Around 41% of the children did not face any of these disadvantages, and 30% faced only one of these disadvantages. Of those facing two or more, half of those (14%) only had two, while 7% of the total group experienced three risk factors, and fewer than 2% had five or more.
There was no dominant combination of risks, but parental depression was the most common factor (19%), followed by parental disability (15%). Violence was present in only 4% of families, and both parents unemployed in only 5.5%. While there was some correlation between various risk factors, these correlations were relatively modest for the most part. The highest correlations were between unemployment and disability; violence and depression; unemployment and overcrowding.
There were ethnic differences in rate: at 48%, Bangladeshi children were most likely to be exposed to multiple disadvantages, followed by Pakistani families (34%), other (including mixed) (33%), black African (31%), black Caribbean (29%), white (28%) and Indian (20%).
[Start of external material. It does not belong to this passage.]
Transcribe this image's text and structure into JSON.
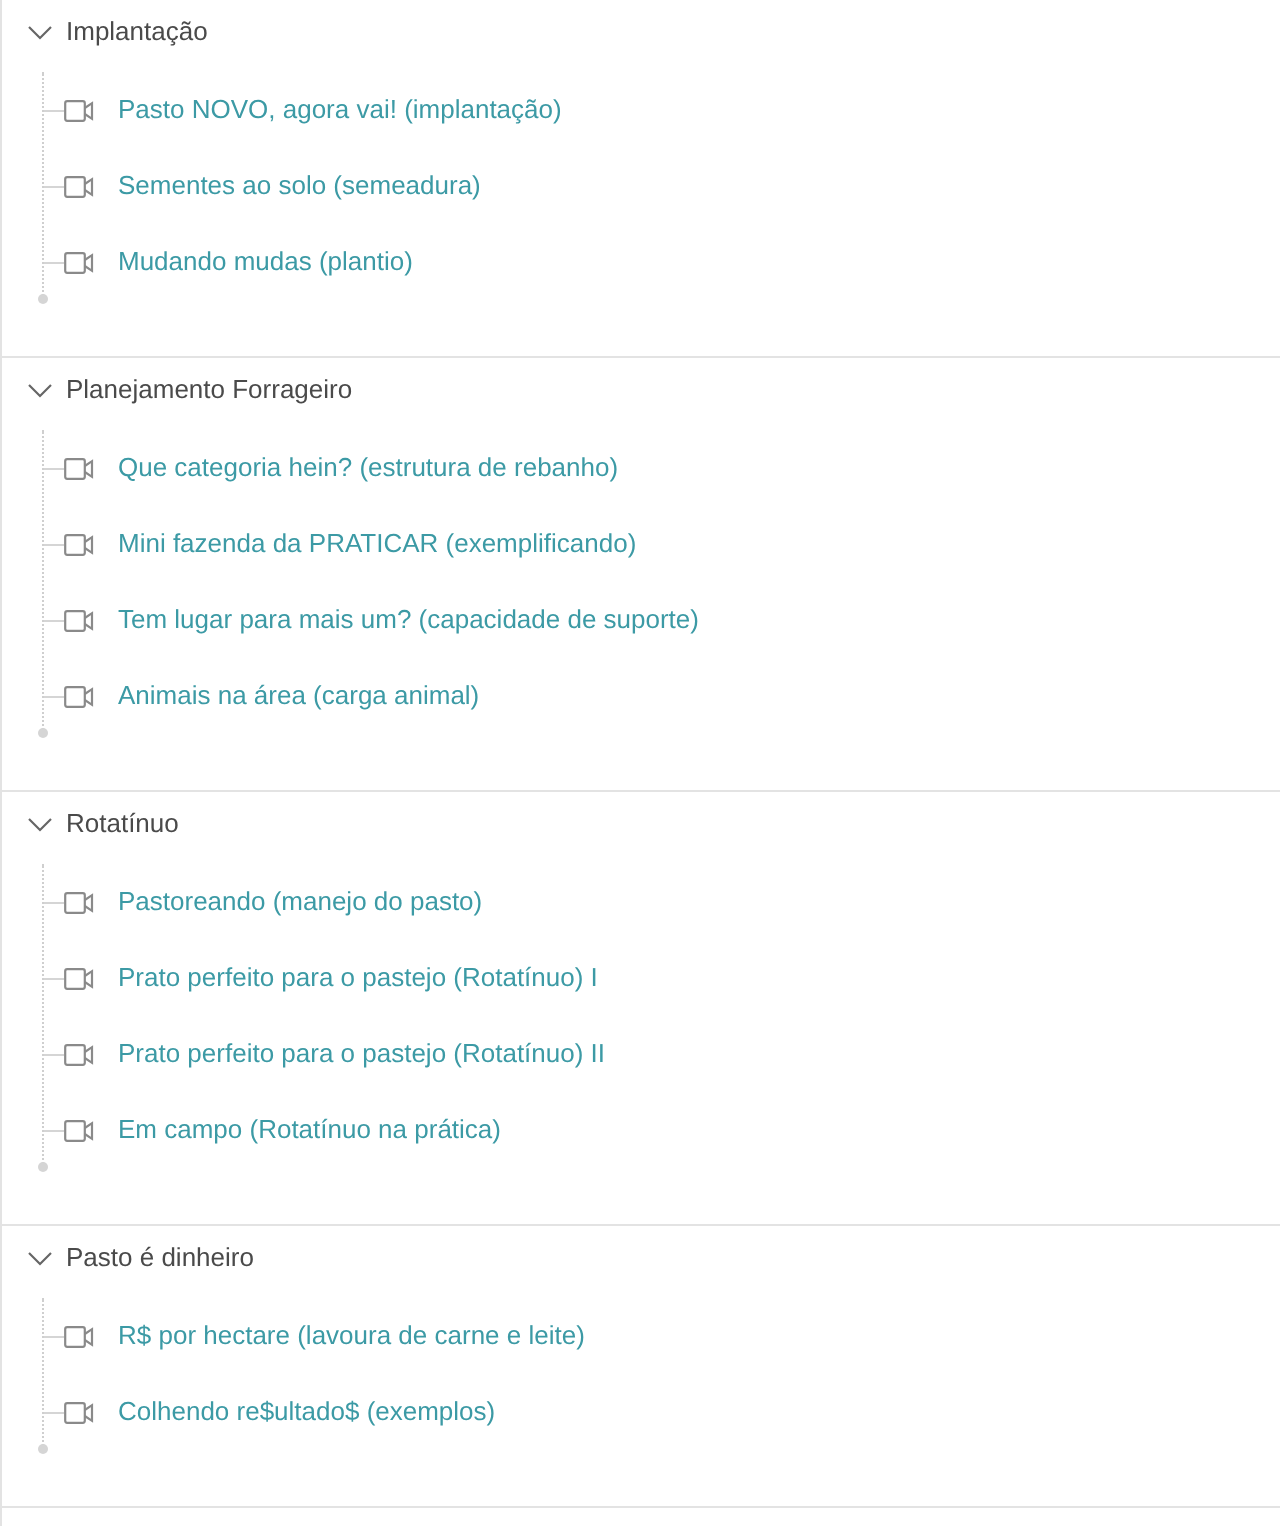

There were also differences depending on family income. Among those in the lowest income band (below £10,400 pa) — into which 21% of the families fell, the same proportion as is found nationally — nearly half had at least two risk factors, compared to 27% of those in families above this threshold. Moreover, children in families with multiple risk factors plus low income showed the lowest cognitive development (as measured by vocabulary).
In this context, it is interesting to note a recent finding that three key areas of the hippocampus were significantly smaller in adults who had experienced maltreatment in childhood. In this study, brain scans were taken of nearly 200 young adults (18-25), of whom 46% reported no childhood adversity and 16% reported three or more forms of maltreatment. Maltreatment was most commonly physical and verbal abuse from parents, but also included corporal punishment, sexual abuse and witnessing domestic violence.
Reduced volume in specific hippocampus regions (dentate gyrus, cornu ammonis, presubiculum and subiculum) was still evident after such confounding factors as a history of depression or PTSD were taken into account. The findings support the theory that early stress affects the development of subregions in the hippocampus.
While mother’s nurturing grows the hippocampus
Supporting this, another study, involving 92 children aged 7 to 10 who had participated in an earlier study of preschool depression, has found that those children who received a lot of nurturing from their parent (generally mother) developed a larger hippocampus than those who didn’t.
‘Nurturing’ was assessed in a videotaped interaction at the time of the preschool study. In this interaction, the parent performed a task while the child waited for her to finish so they could open an attractive gift. How the parent dealt with this common scenario — the degree to which they helped the child through the stress — was evaluated by independent raters.
Brain scans revealed that children who had been nurtured had a significantly larger hippocampus than those whose mothers were not as nurturing, and (this was the surprising bit), this effect was greater among the healthy, non-depressed children. Among this group, those with a nurturing parent had hippocampi which were on average almost 10% larger than those whose parent had not been as nurturing.